A week or two back I got an invitation to a meeting about the Remembrance Sunday ceremony at the cenotaph in Morecambe. Apparently it has been usual for the person holding my post to lead the service, so I went to a planning meeting. It then emerged that the order of service had already been fixed, so whatever was in print was going to happen. It was, therefore, a great relief to see that I vow to thee my country wasn't in the order. I wouldn't want to cause an incident by rather conspicuously not singing.
I was once discussing this with someone who thought I was rather unpatriotic. Setting aside the question as to whether patriotism is a virtue, I pointed out that governments are not always worthy of the unquestioning loyalty of their citizens - Nazi Germany being a prime example. The hymn (if that's the correct term for it) contains the line the love that asks no question, the love that stands the test. I'm afraid I would always want to be able to ask questions.

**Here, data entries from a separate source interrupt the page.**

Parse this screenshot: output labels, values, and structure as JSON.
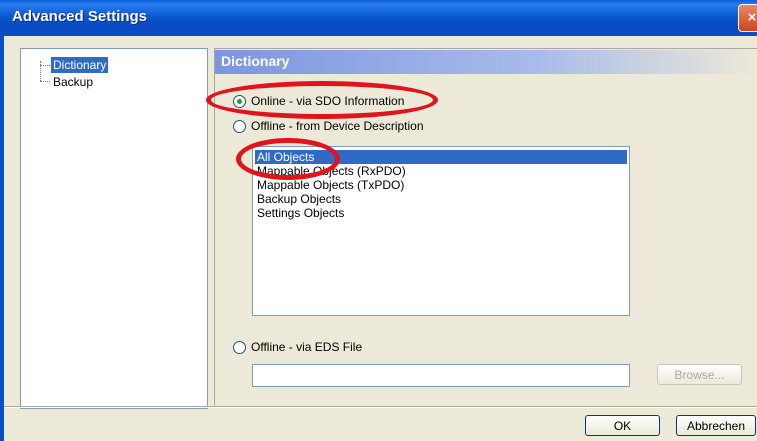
{
  "window": {
    "title": "Advanced Settings",
    "close_glyph": "×"
  },
  "tree": {
    "items": [
      {
        "label": "Dictionary",
        "selected": true
      },
      {
        "label": "Backup",
        "selected": false
      }
    ]
  },
  "panel": {
    "title": "Dictionary",
    "radio_online": "Online - via SDO Information",
    "radio_offline_device": "Offline - from Device Description",
    "radio_offline_eds": "Offline - via EDS File",
    "selected_radio": "online",
    "list_items": [
      "All Objects",
      "Mappable Objects (RxPDO)",
      "Mappable Objects (TxPDO)",
      "Backup Objects",
      "Settings Objects"
    ],
    "selected_list_item": "All Objects",
    "eds_file_value": "",
    "browse_label": "Browse..."
  },
  "buttons": {
    "ok": "OK",
    "cancel": "Abbrechen"
  },
  "annotation": {
    "highlight_color": "#e0141a"
  }
}
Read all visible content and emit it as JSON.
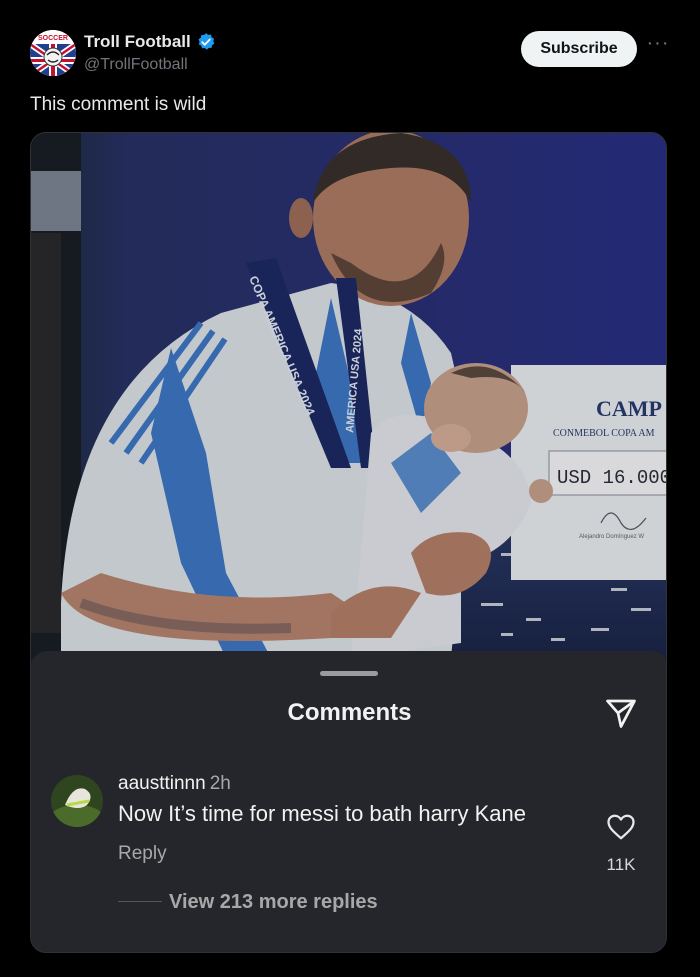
{
  "author": {
    "display_name": "Troll Football",
    "handle": "@TrollFootball",
    "avatar_text": "SOCCER",
    "verified_icon": "verified-badge-icon"
  },
  "actions": {
    "subscribe_label": "Subscribe",
    "more_label": "···"
  },
  "tweet": {
    "text": "This comment is wild"
  },
  "photo": {
    "lanyard_text": "COPA AMERICA USA 2024",
    "lanyard_text_2": "AMERICA USA 2024",
    "board_title": "CAMP",
    "board_subtitle": "CONMEBOL COPA AM",
    "board_amount": "USD 16.000",
    "board_signature": "Alejandro Domínguez W"
  },
  "comments_sheet": {
    "title": "Comments",
    "send_icon": "send-icon",
    "comment": {
      "username": "aausttinnn",
      "time": "2h",
      "text": "Now It’s time for messi to bath harry Kane",
      "reply_label": "Reply",
      "likes": "11K",
      "like_icon": "heart-icon"
    },
    "view_more": "View 213 more replies"
  },
  "colors": {
    "background": "#000000",
    "sheet": "#25262b",
    "verified": "#1d9bf0",
    "subscribe_bg": "#eff3f4"
  }
}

Fortunately we'll be singing Eternal Father, strong to save and Jerusalem. I know not everyone copes with Jerusalem, worrying about the images taken from the myth that Jesus visited Glastonbury with Joseph of Arimathea. I'm happy to sing the latter, provided everyone is clear the answer to the four questions in the first verse is 'no', and verse 2 is a call to social action in response to the perceived injustices, which were then industrial Victorian England and are now the sweatshops of the developing world. Just don't take it too literally - Blake never intended it like that.
Rant over. Enjoy your singing in church!